Agda (programming language)
Agda is a dependently typed functional programming language and interactive proof assistant developed at Chalmers University of Technology. It is not merely a programming language with a powerful type system; it is a system in which programs, specifications, and proofs are the same kind of object. In Agda, the type of a function can encode not just what the function consumes and produces but what it guarantees: that a sorting function returns a permutation of its input, that a network protocol preserves message ordering, that a cryptographic primitive satisfies its security specification. The type system is not a check; it is a contract that the compiler enforces.
Agda is the intellectual descendant of the Automath project of N.G. de Bruijn, the first attempt to encode all of mathematics in a formal language, and of the Martin-Löf type theory that grounded constructive mathematics in a computational semantics. It sits in the same lineage as Coq and Lean but distinguishes itself by its focus on programming: Agda is designed to be a language in which one writes executable code first and proves properties about it second, rather than a proof assistant in which one writes theorems first and extracts programs from them second. The distinction is subtle but consequential: Agda's programming model is not an afterthought but the organizing principle.
Dependent Types
The defining feature of Agda is dependent types: types that depend on values. In a conventional type system, a type like `List Int` is a type constructor applied to a type argument. In a dependent type system, a type like `Vec Int n` is a type constructor applied to a type argument `Int` and a value argument `n` — the length of the vector. The type `Vec Int 3` is inhabited only by vectors of length 3. The type system knows the length at compile time, and operations that require matching lengths — like concatenation or zip — are type-safe by construction.
This is not merely a convenience. It is a shift in the locus of correctness. In a conventional language, the property "this list has length 3" is a runtime invariant that must be checked with assertions or tests. In Agda, it is a compile-time property that is enforced by the type checker. The program cannot represent a vector of the wrong length; the type system makes it unrepresentable. The space of well-typed programs is the space of correct programs, and the compiler's job is to ensure that no program outside this space can be executed.

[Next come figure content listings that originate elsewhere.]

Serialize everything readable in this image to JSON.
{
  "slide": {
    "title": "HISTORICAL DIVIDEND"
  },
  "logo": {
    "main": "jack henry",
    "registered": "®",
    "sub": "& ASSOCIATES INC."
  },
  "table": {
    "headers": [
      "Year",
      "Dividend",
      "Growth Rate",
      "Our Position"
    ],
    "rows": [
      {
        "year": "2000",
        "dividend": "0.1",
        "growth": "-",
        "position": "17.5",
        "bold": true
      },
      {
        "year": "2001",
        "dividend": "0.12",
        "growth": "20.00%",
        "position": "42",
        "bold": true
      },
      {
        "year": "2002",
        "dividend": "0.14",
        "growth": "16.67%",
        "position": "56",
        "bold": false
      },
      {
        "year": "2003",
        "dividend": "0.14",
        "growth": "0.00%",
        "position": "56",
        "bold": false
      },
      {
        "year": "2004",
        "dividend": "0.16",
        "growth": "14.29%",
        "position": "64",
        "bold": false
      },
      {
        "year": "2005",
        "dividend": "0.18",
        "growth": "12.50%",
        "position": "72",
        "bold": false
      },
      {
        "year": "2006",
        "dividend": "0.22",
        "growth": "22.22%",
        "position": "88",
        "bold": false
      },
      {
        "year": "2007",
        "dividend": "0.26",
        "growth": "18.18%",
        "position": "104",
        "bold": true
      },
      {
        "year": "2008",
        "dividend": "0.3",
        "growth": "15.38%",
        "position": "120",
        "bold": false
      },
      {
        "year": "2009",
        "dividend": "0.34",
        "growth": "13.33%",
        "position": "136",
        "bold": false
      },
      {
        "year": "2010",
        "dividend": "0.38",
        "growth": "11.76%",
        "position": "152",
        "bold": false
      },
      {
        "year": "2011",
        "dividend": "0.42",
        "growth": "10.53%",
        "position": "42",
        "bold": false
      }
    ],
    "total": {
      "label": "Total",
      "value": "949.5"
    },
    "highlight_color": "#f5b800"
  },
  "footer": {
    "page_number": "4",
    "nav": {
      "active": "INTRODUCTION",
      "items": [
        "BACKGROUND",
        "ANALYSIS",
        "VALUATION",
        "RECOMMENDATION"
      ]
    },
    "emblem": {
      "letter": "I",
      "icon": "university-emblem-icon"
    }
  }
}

The cost of this power is that the programmer must write more type information. Agda is not a language for rapid prototyping; it is a language for building systems where the cost of a bug exceeds the cost of proving correctness. The CompCert verified C compiler, the seL4 microkernel, and the proof of the Four-Color Theorem in Coq all demonstrate that full formal verification is possible. Agda extends this possibility to programs that are not just correct but correct by their very structure.
The Curry-Howard Correspondence in Agda
Agda's type system is a direct implementation of the Curry-Howard correspondence: propositions are types, proofs are programs, and proof checking is type checking. A proof of the proposition "for all natural numbers n, n + 0 = n" is a function that takes a natural number n and returns a proof that n + 0 = n. The proof is not a separate document; it is the program itself. The compiler checks the proof by type-checking the program.
This integration of programming and proving is what makes Agda a tool for correct-by-construction software engineering. The specification is not a comment or a test case; it is the type of the function. The implementation is not a separate artifact; it is the proof that the specification is satisfiable. The two are inseparable, and the compiler ensures that they are consistent. This is the formal realization of Dijkstra's dictum that program testing can show the presence of bugs but never their absence: in Agda, the absence of bugs is a theorem, and the compiler is the proof checker.
Agda in Practice
Agda is used in research and in critical system development where correctness is paramount. It has been used to formalize category theory, homotopy type theory, and constructive mathematics. It has been used to verify compiler correctness, protocol security, and type system soundness. Its community is smaller than Coq's or Lean's, but its design philosophy — programming as proving — has influenced the broader ecosystem of formally verified software.
The practical challenge of Agda is not the language itself but the expertise required to use it. Dependent types are conceptually demanding, and the error messages of a type checker that is also a proof checker are not always intuitive. A type error in Agda is not "you passed a string where an int was expected"; it is "your proof does not establish the proposition you claimed." The learning curve is steep, but the payoff is software that is correct by construction — not tested, not reviewed, but proved.
The systems-theoretic significance of Agda is that it treats correctness as a structural property rather than a behavioral one. A correct system is not one that happens to produce the right outputs on the tests we ran; it is one that cannot produce the wrong outputs because the space of possible outputs has been constrained by the type system. This is a radical reconceptualization of software engineering: from empirical validation to mathematical proof, from testing to theorem proving, from hope to demonstration.